Our app does not provide a classic search function to select songs one by one and create a playlist, as you may be used to when using consumer music platforms like Spotify, Apple Music or Deezer (which by the way cannot be legally used in a business location).
It is a legal and royalty related thing, and at the end a financial reason. It will in fact cost far too much royalty fees to Soundsuit, as a B2B music provider, to allow our business users (i.e you) to pick songs, and play them – on demand – as many times as they want in front of a large audience of customers in their commercial establishment or facility. In this case, record labels and artists, and the Collecting Agencies representing them (e.g. BMI-ASCAP, PRS-PPL, SOCAN, RE:SOUND, GEMA, etc.) will classify this use of music in a public space as “on-demand, with high interactivity, forefront music” and not any longer “not-on-demand, with low interactivity, background music“.
What’s the difference?
The difference is huge legally speaking. If a song is played on-demand by a business owner, and play as many times as he wants to his customers, the royalties to pay to the artists are extraordinary high. You – as a business owner – are considered as a kind of brand (e.g. Volkswagen, Loreal or Apple) using one song repetitively for your commercial purposes. It’s a bit like using a known song in a commercial on tv (e.g. Microsoft‘s tv ad using “Start it up” from The Rolling Stones). The royalty fees to do this are very expensive. On the contrary, if you use known artists and songs, but in the background, as a music atmosphere for your business, without being in full control of the songs, and expressing constant on-demand song specific request, then the royalty fees applied are very different. They are legally not the same, and they are financially not as high.

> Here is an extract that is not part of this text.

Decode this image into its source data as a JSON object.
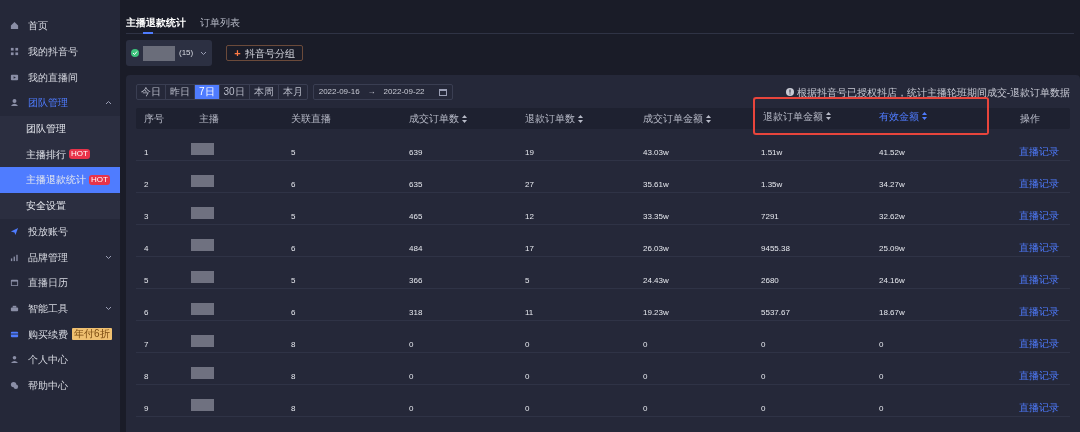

What all Music Services for Business have in common here.
All background music services for businesses rely on the “not on demand, not highly interactive, background music” copyright model: Soundsuit, SoundtrackYourBrand, Rockbot, etc. Following this model qualifies Soundsuit for instance to pay high but fair royalties to artists, while keeping the price of our service affordable for businesses of all size and sectors. If we were to offer a fully interactive on-demand music platform for business owners to play known artists and songs to large audience of consumers in commercial locations, the royalty fees we would have to pay as a music provider would be so high that we would have to offer our service at a very high price, so high that no business would consider buying our product. It’s as simple as this.